Le Tribunal de l’Union européenne a eu à se prononcer sur la légalité d’une communication à des citoyens de l’UE, par le Parlement européen, de données relatives aux indemnités perçues par un député européen, condamné à une peine d’emprisonnement.
Dans une décision du 8 mai 2024, le Tribunal de l’Union européenne (TUE) a été saisi par des citoyens faisant valoir leurs droits à se voir communiqué les données personnelles d’un député européen, par le Parlement européen.
Une demande de communication de données personnelles d’un député européen
Suite à la condamnation d’un député européen à une lourde peine d’emprisonnement pour participation à une organisation criminelle, des citoyens de l’UE ont sollicité du Parlement européen qu’il leur communique les montants concrets des sommes allouées, par le Parlement, au député, ainsi que la façon dont ces sommes ont été dépensées.
Les citoyens, dont la demande se fondait sur le Règlement 1049/2001 sur l’accès au public aux documents du Parlement européen, faisaient valoir que ces sommes avaient contribué, directement ou indirectement, au financement ou à la perpétuation d’activités criminelles ou illégales.
Le Parlement n’a pas donné de suite favorable à cette requête, estimant notamment qu’une telle communication violerait l’article 9 du Règlement 2018/1725, qui lui interdit de communiquer des données personnelles, sauf :
- si le destinataire établit que les données sont nécessaires à l’exécution d’une mission d’intérêt public ; ou
- si les données sont communiquées dans un but spécifique d’intérêt public et si, après mise en balance des intérêts du destinataire et de ceux de la personne concernée, il s’avère que la communication de données est « proportionné » (dans l’hypothèse où la communication de données personnelles porterait atteinte aux intérêts légitimes de la personne concernée).

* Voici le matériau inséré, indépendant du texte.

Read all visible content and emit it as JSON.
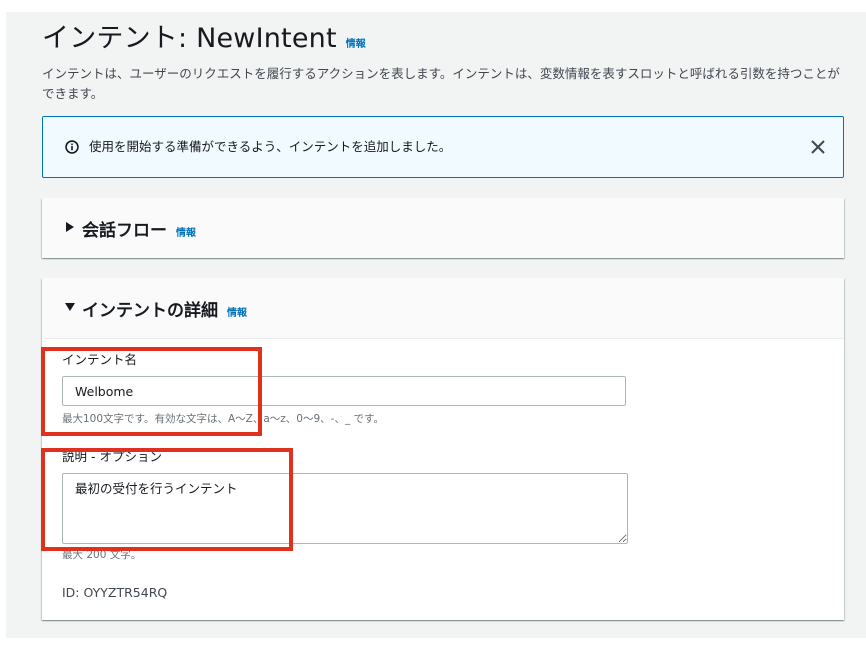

La divulgation des lieux de déplacement récurrents du député, via ses notes de frais, était susceptible, aux yeux du Parlement européen, de faire courir un risque quant à sa sécurité, ce qui justifiait une rétention des données personnelles.
Les requérants ont formé un recours contre la décision du Parlement européen, devant le TUE.
Il s’agissait, pour les requérants, de caractériser (i) l’existence d’un but légitime et, (ii) dans l’hypothèse d’une atteinte aux intérêts légitimes du député, de la « proportionnalité » de la communication, après mise en balance des intérêts des requérants et du député.
Une demande de communication poursuivant un but spécifique d’intérêt public
Le TUE a estimé que le but consistant à connaître les montants concrets des sommes allouées par le Parlement au député et la façon dont ces sommes ont été dépensées, contribue « à la transparence quant à la manière dont l’argent des contribuables est dépensé » et doit donc être considéré comme étant « un but spécifique d’intérêt public ».
Une communication dépourvue d’atteinte aux intérêts légitimes du député
Le TUE a estimé, au sujet des risques quant à la sécurité du député dont les donnée personnelles étaient sollicitées : « il suffit de rappeler que M. Lagos étant emprisonné, il ne pouvait pas, à la date d’adoption de la décision attaquée, et ne peut davantage, à celle du prononcé du présent arrêt, se déplacer. Partant, la question de sa sécurité lors de tels déplacements hypothétiques ne se pose pas. Eu égard aux circonstances particulières du cas d’espèce, cet argument, par ailleurs non suffisamment étayé par le Parlement, doit donc également être écarté ».
Le TUE a décidé qu’en l’absence d’atteinte aux intérêts légitimes du député, la mise en balance des intérêts des requérants et du député n’était pas nécessaire. Le Parlement européen aurait donc bien dû procéder à la communication des données personnelles au regard des exigences l’article 9 du Règlement 2018/1725.
Ainsi, le TUE a annulé la décision du Parlement européen.